German chemist (1937–2021)

Ralf Steudel (25 March 1937 – 12 February 2021) was a German chemist and university professor who was known for his research in the area of sulfur chemistry as well as for his textbook Chemistry of the Non-Metals, which appeared in several languages and many editions. Complementing his pioneering contributions to polysulfides, he authored many reviews on the subject.

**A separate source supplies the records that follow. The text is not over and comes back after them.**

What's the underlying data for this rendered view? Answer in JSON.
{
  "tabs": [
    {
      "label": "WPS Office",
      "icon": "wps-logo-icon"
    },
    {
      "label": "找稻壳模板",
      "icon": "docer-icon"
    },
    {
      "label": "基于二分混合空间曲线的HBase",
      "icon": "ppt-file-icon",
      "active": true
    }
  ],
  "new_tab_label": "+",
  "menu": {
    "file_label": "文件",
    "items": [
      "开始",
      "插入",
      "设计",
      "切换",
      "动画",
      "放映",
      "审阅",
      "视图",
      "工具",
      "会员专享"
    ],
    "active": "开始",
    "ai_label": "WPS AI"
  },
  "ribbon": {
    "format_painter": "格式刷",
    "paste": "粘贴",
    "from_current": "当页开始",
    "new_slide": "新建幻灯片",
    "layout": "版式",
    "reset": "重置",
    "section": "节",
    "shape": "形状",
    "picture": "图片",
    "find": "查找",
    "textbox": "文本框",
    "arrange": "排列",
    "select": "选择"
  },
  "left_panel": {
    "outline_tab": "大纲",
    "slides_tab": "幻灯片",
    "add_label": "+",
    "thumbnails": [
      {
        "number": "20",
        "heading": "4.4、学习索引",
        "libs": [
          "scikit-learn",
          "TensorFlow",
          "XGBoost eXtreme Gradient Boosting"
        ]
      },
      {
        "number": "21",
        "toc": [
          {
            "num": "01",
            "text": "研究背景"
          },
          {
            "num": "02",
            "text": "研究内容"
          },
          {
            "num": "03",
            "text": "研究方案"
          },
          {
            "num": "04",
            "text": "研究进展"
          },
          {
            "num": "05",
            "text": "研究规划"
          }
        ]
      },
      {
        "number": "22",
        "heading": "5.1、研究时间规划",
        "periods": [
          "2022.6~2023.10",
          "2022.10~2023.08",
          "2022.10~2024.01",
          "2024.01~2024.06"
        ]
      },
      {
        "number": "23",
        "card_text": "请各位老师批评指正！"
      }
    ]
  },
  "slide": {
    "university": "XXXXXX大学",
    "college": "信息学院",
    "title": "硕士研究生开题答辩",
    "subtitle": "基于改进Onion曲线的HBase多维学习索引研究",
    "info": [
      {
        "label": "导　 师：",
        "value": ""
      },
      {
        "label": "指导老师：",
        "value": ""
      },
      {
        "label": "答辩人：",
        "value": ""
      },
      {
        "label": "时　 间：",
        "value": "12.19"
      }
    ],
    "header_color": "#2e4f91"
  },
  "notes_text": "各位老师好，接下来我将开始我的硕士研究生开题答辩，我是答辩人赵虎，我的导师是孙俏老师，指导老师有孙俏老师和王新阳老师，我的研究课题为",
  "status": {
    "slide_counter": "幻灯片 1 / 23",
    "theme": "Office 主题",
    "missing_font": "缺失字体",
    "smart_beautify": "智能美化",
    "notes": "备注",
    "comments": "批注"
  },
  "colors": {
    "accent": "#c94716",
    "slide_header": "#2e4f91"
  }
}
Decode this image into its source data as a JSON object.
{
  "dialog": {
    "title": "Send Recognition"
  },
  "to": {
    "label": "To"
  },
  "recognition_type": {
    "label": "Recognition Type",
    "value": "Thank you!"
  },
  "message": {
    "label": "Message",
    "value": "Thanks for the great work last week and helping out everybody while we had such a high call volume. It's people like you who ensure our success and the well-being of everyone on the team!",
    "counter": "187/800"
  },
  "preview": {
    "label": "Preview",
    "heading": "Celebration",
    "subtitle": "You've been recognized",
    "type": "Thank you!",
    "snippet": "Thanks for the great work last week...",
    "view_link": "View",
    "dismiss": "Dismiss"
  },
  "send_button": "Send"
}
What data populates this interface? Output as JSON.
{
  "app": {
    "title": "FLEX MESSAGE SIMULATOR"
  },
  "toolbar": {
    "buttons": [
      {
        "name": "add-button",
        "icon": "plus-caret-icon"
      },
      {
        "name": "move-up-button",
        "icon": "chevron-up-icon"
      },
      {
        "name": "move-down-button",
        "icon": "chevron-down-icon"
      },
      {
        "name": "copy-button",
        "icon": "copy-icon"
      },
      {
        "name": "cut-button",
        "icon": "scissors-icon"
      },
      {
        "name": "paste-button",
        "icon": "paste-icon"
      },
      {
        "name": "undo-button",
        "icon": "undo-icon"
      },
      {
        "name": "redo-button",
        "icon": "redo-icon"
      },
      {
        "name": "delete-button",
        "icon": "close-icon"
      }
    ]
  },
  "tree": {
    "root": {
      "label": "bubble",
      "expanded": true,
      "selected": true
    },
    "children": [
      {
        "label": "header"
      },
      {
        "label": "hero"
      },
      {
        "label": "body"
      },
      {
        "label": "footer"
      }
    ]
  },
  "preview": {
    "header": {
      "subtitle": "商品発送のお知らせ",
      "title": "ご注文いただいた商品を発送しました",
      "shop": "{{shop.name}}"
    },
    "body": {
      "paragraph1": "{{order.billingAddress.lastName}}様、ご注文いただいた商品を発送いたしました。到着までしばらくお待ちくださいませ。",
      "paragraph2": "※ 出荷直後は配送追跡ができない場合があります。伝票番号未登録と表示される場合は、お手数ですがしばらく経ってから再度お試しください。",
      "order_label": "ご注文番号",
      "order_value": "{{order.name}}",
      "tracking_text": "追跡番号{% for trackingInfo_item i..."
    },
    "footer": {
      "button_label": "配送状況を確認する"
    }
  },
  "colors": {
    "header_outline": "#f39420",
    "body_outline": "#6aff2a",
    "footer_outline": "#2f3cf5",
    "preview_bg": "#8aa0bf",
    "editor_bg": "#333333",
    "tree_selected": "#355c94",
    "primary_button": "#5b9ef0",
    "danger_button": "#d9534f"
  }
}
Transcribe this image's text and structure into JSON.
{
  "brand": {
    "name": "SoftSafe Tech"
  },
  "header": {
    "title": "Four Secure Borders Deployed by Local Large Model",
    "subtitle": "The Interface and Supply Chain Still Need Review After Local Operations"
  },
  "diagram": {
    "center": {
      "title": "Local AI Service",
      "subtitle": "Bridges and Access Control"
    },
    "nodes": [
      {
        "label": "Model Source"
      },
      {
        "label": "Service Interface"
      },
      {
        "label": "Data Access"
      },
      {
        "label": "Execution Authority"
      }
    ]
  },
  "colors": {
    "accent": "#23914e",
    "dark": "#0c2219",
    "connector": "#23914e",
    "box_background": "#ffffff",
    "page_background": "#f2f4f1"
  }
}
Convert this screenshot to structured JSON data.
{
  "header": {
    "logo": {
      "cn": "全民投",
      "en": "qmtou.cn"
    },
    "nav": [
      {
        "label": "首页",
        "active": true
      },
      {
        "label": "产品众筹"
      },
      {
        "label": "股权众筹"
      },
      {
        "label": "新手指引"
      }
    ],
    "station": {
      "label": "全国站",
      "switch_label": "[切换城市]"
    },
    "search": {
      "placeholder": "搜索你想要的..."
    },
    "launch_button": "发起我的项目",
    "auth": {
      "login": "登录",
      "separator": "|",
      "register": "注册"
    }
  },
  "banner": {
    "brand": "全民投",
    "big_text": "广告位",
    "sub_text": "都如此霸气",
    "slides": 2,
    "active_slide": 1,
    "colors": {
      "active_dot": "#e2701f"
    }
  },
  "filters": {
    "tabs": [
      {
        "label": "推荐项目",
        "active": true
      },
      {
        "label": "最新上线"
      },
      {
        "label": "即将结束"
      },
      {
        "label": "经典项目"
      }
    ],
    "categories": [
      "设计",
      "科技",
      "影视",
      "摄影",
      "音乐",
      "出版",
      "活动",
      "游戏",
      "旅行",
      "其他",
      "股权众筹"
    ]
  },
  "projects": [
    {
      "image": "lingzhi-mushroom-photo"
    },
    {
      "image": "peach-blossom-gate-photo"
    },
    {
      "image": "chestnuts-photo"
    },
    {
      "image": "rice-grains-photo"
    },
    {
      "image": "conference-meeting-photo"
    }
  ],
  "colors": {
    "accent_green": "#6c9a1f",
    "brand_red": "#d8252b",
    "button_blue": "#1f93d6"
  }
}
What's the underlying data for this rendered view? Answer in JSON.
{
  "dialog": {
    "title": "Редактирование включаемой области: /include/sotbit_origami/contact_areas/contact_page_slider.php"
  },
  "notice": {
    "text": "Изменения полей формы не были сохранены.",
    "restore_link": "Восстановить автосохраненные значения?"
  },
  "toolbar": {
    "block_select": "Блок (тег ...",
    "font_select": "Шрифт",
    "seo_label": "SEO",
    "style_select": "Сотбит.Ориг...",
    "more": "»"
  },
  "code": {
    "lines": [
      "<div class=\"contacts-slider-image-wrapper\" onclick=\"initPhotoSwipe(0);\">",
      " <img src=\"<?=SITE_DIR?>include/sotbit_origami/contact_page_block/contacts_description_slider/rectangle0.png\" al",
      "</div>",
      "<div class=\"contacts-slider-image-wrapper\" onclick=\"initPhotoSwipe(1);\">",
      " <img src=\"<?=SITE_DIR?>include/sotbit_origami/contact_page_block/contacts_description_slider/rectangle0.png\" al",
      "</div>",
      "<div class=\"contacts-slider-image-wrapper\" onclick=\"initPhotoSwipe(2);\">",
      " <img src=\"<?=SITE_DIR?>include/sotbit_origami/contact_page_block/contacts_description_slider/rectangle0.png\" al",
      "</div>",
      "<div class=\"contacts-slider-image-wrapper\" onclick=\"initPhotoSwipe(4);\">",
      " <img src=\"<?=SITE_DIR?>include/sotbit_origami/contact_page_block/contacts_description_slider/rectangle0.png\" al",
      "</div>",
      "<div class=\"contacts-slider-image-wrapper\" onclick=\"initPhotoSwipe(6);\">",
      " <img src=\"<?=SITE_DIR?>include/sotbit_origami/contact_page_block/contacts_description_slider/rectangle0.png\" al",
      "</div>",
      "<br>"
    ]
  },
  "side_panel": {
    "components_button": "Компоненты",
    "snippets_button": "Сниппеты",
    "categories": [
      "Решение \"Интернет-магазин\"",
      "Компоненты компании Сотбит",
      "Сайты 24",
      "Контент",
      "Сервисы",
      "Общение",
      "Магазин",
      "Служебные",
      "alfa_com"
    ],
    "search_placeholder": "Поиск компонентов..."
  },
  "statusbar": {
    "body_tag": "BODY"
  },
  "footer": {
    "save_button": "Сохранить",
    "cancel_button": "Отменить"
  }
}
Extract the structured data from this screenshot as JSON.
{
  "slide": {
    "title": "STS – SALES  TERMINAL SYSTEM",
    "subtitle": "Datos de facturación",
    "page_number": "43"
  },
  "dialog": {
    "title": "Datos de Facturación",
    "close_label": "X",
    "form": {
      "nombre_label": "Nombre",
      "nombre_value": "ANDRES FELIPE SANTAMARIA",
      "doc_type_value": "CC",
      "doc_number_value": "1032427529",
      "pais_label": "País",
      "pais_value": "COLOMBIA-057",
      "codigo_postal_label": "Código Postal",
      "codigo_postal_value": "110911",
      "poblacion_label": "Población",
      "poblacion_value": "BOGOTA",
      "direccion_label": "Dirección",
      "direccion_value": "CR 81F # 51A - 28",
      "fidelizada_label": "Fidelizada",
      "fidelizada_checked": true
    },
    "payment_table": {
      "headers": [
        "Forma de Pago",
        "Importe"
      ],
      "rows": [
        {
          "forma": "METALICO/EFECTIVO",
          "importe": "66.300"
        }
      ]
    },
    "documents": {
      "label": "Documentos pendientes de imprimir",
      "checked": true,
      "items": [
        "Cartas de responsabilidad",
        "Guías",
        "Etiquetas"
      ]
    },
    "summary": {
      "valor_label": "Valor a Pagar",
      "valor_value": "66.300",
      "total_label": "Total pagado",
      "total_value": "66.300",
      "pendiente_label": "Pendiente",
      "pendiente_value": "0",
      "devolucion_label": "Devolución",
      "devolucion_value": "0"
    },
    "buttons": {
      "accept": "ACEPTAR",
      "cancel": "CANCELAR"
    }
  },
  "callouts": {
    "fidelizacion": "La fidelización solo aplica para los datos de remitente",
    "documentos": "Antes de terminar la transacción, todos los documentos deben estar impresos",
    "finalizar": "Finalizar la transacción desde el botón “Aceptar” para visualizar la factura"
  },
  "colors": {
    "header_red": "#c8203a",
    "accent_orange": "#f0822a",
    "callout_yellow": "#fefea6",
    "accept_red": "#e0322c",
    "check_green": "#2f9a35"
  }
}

Steudel was born to a family of entrepreneurs in the Saxonian town of Kamenz. In 1954 he escaped to West Berlin, and started his university studies in chemistry in 1957 at the Free University Berlin under the supervision of Peter Wolfgang Schenk, whose research focused on sulfur monoxide and related chalcogen compounds. Steudel graduated in 1963. In 1965, he received his PhD in chemistry at Technische Universität Berlin (TU Berlin) where he subsequently made his habilitation work resulting in the venia legendi for inorganic chemistry in 1969.
In the same year he was appointed professor of inorganic chemistry at TU Berlin, a position he held until his retirement in 2003. In 1973/74 he spent 1 year as a visiting professor at the Spectroscopy Laboratory of the Massachusetts Institute of Technology (MIT) in Cambridge, Massachusetts.

Steudel died on 12 February 2021, at the age of 83.

==Research==
Steudel made many contributions to the chemistry of sulfur. His group prepared several new allotropes, often using titanocene pentasulfide. Two examples are S_{11} and S_{13}, which resulted from the titanocene reagent and S_{6}Cl_{2} and S_{8}Cl_{2}, respectively. He also discovered routes to the lower sulfur oxides. One example is S_{8}O. Much of his work benefited from the use of high performance liquid chromatography (HPLC) to analyze reaction and to assess purity. Using HPLC, he established the existence of rings up to S_{18} and beyond.

== Publications (textbooks) ==
- (with D. Scheschkewitz): Chemistry of the Non-Metals, 2nd ed., Berlin; Boston, Mass.: de Gruyter, 2019, 760 pages, ISBN 978-3-11-057805-8.
- (ed.): Anorganische Chemie: Prinzipien von Struktur und Reaktivität, Authors: James E. Huheey, Ellen A. Keiter, Richard L. Keiter, 5th Edition, Berlin; Boston, Mass.: de Gruyter, 2014, ISBN 978-3-11-030433-6.